Nur kann der Mensch dann doch leider nicht fliegen. Aber er kann grillen und Fußball spielen, wenn man ihn lässt. Beides wird von der in Wien geborenen Anna-Sophie Berger thematisiert. Man sieht Fotos von klobigen, mit Graffiti besprühten Asche- und Müllabladestellen aus dem Wiener Krapfenwaldl-Park, die den Streit um grillende türkische und kurdische Gruppen dort symbolisieren. Und man begegnet einem Paar kaputter Fußballtore, die aus einem Park in Salzburg stammen und nun im Kunstverein pausieren.

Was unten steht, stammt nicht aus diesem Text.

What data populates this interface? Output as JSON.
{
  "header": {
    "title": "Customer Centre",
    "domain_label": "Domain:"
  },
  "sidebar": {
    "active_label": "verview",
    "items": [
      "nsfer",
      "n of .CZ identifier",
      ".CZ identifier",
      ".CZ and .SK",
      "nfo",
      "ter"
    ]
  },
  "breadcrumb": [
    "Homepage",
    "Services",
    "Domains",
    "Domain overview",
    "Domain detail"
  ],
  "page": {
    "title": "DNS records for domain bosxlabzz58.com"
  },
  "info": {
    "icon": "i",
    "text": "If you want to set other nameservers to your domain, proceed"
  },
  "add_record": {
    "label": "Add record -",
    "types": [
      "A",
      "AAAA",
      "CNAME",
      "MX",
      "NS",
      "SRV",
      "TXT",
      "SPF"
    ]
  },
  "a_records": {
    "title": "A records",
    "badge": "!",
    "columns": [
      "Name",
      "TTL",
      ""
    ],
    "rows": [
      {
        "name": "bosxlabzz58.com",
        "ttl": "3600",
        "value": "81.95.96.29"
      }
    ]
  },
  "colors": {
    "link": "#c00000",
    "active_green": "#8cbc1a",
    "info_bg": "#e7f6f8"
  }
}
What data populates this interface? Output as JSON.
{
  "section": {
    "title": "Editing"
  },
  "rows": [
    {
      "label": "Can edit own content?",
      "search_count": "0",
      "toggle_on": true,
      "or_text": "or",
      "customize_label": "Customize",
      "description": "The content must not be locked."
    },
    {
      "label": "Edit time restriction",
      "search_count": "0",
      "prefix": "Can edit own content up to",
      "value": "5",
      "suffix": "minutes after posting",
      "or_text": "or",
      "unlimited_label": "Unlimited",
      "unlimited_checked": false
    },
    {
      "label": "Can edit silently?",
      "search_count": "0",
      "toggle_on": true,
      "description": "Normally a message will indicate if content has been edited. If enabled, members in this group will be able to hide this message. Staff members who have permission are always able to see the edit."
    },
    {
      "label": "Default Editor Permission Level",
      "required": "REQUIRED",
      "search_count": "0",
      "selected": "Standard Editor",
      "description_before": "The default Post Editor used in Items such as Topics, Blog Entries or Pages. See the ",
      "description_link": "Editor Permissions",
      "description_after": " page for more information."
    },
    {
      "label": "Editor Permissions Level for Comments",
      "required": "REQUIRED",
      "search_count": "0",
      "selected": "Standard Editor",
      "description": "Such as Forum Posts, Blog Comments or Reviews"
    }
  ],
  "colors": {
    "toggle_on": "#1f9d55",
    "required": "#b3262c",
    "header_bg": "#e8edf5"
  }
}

Was sie dort sollen, ist nicht ganz klar, wie auch insgesamt die Werke von Berger doch eher wie Skizzen wirken, auf jeden Fall nicht so überzeugend wie frühere, im Katalog beschriebene Arbeiten. Gleichzeitig muss man aber sagen, dass auch Langdon-Pole nichts komplett Neues bringt, sondern bereits behandelte Themen variiert. Aber so sieht es oft bei spontanen Preis-Ausstellungen aus. Und einen guten Einblick in das Schaffen dreier spannender Künstler bekommt man allemal geboten.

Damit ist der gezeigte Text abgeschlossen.